Vision Responses (get_vision_response)
Since vision pipelines don't use LCEL chains, tracing is handled post-hoc:
- A retrieval span captures the context documents
- An LLM span captures the vision model response
- A grounding span runs CitationVerifier against the retrieved sources (if
tracer_verify=True)
Structured Output (get_response(schema={...}))
Since invoke_structured bypasses the LCEL chain, manual span wrapping captures:
- The structured output call as a single span
- The result status and a preview of the response
Lightweight Tracing (Without NLI)
If you want observability (spans, latencies, token counts) without the ~500MB NLI model download, disable verification:
trainer = LongTrainer(
enable_tracer=True,
tracer_verify=False, # Spans only — no NLI model download
)
Warning
When tracer_verify=False, the CitationVerifier is skipped for Vision and Structured output paths. For RAG and Agent paths, the LongTracer callback handler manages verification internally — the tracer_verify flag does not override it.
Graceful Degradation
LongTracer is a fully optional dependency. The system handles all failure scenarios gracefully:
| Scenario | Behavior |
|---|---|
enable_tracer=False (default) |
Zero longtracer imports — zero overhead |
enable_tracer=True + longtracer not installed |
Prints a warning, continues normally |
enable_tracer=True + runtime error in tracer |
Catches exception, logs warning, continues |
| Tracer crash mid-response | try/except in finally blocks ensures response is still returned |
Trace Storage
Traces are stored in a separate MongoDB database called longtracer (not longtrainer_db). LongTracer automatically sets the MONGODB_URI environment variable from your mongo_endpoint.

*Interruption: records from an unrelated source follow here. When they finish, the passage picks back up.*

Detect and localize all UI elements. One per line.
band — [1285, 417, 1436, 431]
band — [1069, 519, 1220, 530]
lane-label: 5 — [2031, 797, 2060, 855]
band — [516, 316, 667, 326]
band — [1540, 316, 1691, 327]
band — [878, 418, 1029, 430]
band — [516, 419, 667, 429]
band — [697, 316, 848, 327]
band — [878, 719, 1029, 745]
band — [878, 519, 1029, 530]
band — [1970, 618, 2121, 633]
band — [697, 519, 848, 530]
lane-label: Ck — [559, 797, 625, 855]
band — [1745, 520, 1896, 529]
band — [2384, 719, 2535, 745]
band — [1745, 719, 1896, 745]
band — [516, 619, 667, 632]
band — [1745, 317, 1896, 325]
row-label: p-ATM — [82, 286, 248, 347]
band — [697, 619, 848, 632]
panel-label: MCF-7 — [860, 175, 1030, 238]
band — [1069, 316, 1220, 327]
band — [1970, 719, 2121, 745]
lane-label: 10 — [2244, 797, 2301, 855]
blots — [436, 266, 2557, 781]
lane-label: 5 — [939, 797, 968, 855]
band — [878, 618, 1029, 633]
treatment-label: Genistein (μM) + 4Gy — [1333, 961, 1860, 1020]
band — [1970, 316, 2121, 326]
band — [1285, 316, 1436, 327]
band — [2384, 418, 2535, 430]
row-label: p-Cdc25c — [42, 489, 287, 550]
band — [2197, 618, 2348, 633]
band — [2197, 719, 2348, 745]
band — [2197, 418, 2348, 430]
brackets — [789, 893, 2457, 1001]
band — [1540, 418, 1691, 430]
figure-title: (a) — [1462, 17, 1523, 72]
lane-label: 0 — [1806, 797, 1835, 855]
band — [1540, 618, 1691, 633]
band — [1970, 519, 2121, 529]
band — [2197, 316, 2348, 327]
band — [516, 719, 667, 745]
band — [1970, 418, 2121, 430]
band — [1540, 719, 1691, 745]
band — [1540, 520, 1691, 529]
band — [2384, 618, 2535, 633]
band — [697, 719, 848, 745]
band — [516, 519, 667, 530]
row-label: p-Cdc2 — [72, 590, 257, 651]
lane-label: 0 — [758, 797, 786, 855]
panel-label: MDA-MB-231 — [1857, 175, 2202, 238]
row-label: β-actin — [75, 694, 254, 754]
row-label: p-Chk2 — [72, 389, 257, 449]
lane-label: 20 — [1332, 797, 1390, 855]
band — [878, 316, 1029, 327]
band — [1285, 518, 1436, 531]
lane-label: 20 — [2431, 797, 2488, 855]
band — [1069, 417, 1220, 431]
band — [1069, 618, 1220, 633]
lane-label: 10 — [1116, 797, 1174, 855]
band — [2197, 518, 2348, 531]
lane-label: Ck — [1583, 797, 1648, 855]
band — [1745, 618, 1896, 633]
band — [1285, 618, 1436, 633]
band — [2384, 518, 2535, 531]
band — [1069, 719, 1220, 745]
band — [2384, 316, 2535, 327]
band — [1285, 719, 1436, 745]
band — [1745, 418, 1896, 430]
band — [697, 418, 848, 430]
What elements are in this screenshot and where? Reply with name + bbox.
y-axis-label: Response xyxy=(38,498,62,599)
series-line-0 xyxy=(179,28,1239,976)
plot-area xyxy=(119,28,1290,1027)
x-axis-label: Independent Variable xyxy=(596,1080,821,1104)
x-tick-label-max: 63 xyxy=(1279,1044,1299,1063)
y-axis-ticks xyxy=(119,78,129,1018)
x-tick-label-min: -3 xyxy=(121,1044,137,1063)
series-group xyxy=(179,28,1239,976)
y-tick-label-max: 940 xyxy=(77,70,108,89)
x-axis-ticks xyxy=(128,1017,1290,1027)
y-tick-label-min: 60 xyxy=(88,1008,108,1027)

You can query traces directly:
from pymongo import MongoClient
client = MongoClient("mongodb://localhost:27017/")
db = client["longtracer"]
# Find all traces for a specific bot
traces = db.runs.find({"inputs.bot_id": "bot-xxx"})
for trace in traces:
print(trace["inputs"]["chat_type"], trace["outputs"])
Architecture Notes
- Single Project: All traces go to the LongTracer "default" project. Bot and chat identification is done via metadata fields (
bot_id,chat_id,chat_type) on each trace. - Singleton Init:
LongTracer.init()is called exactly once atLongTrainer.__init__()time. Subsequent calls are no-ops. - Private API Usage: The integration uses
tracer._safe_update_run()(a private method) to inject metadata into agent traces. This is wrapped intry/exceptto prevent crashes if the internal API changes.